Allan Kaprow était l'élève de John Cage à la New School for Social Research où Cage enseignait la composition de musique expérimentale. Kaprow utilisa le concept d'expérience de la perception de Cage pour le convertir en paramètre qui permettrait à la réalité de faire irruption dans l'art, c'est-à-dire l'apparition de la vie dans l'art.
En 1959, il présente à la galerie Reuben à New York, sa première représentation publique : 18 happenings in 6 parts. Kaprow décide de donner une plus importante " responsabilité " aux spectateurs. Il commence en envoyant des invitations où il écrit " Vous ferez partie intégrante des happenings ; vous les vivrez simultanément ". L'atelier où se déroulait le happening avait été divisé en trois pièces distinctes séparées par des cloisons de plastique. Dans ces pièces étaient disposées des chaises en cercle ou en rectangle obligeant le spectateur a regarder dans différentes directions.
Durant le happening il y eu des projections de film et de diapositives, de la danse, de la musique, du texte parlé, une sculpture sur roues, des " constellations de bruit ", des gestes anodins et la production d'un tableau. Tous cela regroupe un grand nombre d'art et n'est pas s'en rappeler l'événement sans titre de John Cage mais aussi la production de la peinture Hommage aux poètes du monde entier de Mathieu. Kaprow allie événement et expérience visuelle et auditive.

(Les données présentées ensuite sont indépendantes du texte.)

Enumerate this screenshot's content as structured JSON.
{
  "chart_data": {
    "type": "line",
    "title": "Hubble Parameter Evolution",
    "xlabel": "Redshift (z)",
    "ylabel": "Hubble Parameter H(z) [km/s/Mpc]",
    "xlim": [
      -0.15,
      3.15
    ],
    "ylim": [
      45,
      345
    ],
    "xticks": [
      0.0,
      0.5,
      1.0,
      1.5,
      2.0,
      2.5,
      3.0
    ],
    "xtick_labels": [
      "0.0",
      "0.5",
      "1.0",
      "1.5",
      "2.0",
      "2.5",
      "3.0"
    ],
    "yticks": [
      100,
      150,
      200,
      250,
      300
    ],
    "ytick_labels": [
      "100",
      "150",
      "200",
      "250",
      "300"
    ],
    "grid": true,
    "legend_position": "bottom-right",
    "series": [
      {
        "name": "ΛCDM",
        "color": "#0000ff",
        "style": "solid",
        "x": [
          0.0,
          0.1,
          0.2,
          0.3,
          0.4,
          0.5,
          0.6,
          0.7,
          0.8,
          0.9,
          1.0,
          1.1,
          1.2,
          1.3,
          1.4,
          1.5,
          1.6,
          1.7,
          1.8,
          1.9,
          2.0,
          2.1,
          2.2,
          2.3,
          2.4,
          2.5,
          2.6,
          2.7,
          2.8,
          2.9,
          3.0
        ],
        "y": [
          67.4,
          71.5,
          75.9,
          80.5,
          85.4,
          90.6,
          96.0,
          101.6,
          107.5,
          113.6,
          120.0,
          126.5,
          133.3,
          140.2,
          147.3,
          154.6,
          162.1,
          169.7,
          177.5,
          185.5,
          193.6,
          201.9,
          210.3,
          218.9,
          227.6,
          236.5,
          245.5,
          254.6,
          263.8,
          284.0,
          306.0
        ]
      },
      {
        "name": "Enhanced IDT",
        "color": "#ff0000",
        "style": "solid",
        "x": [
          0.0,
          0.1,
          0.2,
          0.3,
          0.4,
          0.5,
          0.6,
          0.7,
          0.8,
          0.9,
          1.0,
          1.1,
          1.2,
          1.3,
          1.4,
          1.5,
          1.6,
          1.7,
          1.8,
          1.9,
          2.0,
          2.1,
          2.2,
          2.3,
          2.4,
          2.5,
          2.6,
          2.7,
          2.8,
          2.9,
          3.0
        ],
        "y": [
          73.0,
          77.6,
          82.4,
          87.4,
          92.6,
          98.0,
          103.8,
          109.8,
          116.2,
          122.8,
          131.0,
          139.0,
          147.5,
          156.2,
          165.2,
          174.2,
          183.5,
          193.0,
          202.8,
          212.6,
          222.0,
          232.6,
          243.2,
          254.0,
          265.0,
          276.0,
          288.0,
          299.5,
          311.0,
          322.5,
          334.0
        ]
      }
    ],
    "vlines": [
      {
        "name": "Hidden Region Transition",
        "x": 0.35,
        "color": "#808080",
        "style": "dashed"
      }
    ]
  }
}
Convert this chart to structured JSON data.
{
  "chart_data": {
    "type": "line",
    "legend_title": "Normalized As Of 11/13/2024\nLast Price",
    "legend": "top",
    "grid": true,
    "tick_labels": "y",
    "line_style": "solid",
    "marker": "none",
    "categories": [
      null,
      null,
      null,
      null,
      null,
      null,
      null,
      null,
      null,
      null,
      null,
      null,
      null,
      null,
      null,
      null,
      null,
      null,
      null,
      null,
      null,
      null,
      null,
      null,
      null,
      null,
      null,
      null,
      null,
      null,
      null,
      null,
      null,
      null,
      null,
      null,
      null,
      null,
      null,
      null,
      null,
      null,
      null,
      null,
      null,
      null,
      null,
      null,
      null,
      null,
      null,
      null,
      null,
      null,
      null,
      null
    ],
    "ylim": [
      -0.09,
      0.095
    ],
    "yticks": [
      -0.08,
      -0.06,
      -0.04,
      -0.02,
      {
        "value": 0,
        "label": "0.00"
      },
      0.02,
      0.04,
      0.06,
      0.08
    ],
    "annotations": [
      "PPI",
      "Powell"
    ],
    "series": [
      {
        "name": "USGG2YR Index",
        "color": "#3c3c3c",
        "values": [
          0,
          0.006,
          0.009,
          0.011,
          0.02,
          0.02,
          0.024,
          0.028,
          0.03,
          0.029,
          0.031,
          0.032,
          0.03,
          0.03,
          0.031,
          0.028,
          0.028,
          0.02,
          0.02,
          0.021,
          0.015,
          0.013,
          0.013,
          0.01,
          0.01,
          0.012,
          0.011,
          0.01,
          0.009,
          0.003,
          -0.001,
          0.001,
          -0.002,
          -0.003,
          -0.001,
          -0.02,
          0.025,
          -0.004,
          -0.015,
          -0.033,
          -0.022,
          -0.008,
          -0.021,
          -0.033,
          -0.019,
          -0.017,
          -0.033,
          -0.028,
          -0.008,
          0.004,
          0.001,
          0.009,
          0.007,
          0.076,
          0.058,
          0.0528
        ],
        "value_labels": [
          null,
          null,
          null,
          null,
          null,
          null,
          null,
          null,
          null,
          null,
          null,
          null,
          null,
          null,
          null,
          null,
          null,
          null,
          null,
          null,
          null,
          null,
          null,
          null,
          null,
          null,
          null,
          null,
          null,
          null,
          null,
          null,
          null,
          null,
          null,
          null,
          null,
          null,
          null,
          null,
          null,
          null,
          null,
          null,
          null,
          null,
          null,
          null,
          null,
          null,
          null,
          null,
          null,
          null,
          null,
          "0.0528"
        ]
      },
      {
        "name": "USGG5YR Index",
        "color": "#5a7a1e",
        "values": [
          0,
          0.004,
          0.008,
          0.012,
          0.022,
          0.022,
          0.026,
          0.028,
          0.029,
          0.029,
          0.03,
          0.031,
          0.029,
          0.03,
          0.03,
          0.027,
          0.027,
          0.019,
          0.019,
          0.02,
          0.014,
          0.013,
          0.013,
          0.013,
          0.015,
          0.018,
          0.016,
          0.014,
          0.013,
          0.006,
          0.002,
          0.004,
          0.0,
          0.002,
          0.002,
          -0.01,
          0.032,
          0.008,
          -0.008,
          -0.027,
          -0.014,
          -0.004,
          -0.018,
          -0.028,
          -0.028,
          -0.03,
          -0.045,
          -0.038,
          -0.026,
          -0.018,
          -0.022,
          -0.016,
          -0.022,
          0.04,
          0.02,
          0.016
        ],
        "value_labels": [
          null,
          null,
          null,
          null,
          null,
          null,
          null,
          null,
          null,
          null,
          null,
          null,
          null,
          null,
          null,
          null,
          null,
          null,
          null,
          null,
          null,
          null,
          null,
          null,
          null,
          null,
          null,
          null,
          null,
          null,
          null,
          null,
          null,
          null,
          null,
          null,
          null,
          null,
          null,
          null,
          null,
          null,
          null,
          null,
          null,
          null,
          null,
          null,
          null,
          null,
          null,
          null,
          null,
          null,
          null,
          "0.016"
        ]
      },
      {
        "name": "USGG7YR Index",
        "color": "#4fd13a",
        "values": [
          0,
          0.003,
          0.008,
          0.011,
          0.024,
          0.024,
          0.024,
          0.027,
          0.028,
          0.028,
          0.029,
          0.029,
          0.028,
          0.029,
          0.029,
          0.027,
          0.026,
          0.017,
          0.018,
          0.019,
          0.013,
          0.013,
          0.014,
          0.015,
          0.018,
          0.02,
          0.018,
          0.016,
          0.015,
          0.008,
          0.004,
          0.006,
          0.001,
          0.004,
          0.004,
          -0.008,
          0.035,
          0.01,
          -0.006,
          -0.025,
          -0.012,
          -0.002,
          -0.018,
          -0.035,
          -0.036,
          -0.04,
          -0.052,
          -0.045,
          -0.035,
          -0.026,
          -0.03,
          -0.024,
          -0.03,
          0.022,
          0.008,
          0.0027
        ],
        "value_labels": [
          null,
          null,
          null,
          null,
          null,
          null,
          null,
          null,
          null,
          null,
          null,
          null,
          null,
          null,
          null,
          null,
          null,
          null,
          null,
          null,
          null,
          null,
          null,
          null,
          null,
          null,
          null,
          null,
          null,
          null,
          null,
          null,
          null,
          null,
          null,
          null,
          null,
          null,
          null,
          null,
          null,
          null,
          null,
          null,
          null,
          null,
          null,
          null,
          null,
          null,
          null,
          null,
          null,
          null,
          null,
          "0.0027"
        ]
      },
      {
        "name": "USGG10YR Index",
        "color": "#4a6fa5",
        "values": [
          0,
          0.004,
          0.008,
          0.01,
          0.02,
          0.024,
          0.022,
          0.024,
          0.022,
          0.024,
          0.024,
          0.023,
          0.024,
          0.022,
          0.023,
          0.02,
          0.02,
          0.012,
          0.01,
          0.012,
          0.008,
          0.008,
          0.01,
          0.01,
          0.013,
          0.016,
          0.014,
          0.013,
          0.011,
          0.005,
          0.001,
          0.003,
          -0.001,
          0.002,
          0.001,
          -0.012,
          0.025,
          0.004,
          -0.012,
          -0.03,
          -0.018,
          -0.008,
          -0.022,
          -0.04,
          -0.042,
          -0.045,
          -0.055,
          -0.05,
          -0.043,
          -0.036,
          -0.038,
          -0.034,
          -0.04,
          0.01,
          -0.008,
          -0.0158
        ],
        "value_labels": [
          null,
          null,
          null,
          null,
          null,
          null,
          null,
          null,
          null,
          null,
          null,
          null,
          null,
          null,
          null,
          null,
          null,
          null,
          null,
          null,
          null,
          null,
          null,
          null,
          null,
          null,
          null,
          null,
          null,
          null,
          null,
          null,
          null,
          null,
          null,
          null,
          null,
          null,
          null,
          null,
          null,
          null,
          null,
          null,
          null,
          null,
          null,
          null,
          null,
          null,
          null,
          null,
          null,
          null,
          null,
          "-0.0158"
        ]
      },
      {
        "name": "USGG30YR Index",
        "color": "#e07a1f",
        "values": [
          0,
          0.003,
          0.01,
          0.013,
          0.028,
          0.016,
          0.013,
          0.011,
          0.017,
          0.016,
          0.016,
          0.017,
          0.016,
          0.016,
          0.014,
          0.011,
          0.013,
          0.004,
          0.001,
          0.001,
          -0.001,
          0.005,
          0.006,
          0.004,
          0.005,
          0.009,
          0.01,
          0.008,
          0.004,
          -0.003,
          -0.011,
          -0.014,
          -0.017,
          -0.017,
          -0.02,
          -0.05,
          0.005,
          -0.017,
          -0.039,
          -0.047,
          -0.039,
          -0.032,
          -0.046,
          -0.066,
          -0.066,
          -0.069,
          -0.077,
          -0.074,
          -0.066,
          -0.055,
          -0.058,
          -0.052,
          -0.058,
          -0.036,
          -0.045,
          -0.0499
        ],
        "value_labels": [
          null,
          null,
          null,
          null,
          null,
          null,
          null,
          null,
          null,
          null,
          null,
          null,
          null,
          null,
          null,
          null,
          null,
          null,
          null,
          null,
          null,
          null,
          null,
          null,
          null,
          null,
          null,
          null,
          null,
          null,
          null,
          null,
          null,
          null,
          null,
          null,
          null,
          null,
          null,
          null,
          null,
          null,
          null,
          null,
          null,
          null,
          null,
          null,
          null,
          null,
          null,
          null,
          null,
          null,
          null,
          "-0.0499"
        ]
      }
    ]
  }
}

Le public qui assistait à cet événement n'a pas pu assister à l'action dans sa globalité car les pièces étaient séparées. L'artiste met donc le spectateur dans une situation un peu inconfortable car il sait qu'il ne verra pas l'ensemble de l'action. Dans ce premier happening réalisé, le public n'avait pas de réelle intervention, il se contentait d'être un acteur passif de l'événement.
Mais par la suite, il prévue des actions et des installations qui mettaient à part égale l'artiste et le spectateur. Par exemple pour Yard, Kaprow avait accumulé une énorme quantité de pneus de voitures dans une cour où les visiteurs avaient l'occasion d'être actif en traversant cette cour remplie de pneus où en se contentant d'observer. Ces happenings ont toujours un côté ludique. Kaprow donna sa définition du happening qui pour lui n'a " aucune signification " et ne sert qu'à désigner " quelque chose de spontané, quelque chose qui advient fortuitement ".
En parallèle dans les années 1950, au Japon, le groupe Gutaï (composé entre autre de Kudo Tetsumi et Murakami Saburo) se fait connaître par des actions surprenantes et spectaculaires comme celui d'ouvrir un passage en déchirant des écran de papiers successif.
Mais Kaprow a véritablement lancé le mouvement et dès lors les happenings vont se diversifier et toucher un grand nombre d'artiste. En effet, de nombreux happening se développent à New York avec par exemple Oldenburg, Robert Whitman, Red Groom… Malgré cela, aucun groupe de happening ne se forma, il n'y eu jamais de manifeste. Mais les artistes adhérèrent à l'idée d'action et réutilisèrent le concept comme bon leur sembler.
Les artistes les plus représentatifs de ce mouvement sont George Brecht, Dick Higgins, George Maciunas, Robert Whitman, Red Grooms, Ben Vautier, Jean Jacques Lebel et Joseph Beuys. Le premier happening européen a lieu à Venise en 1960, il est réalisé par Jean Jacques Lebel et se nomme L'enterrement d'une chose.
Le phénomène se propage dans les années 1960 et des groupes comme Fluxus ou l'actionnisme Viennois vont faire des performances leurs outils de production artistiques.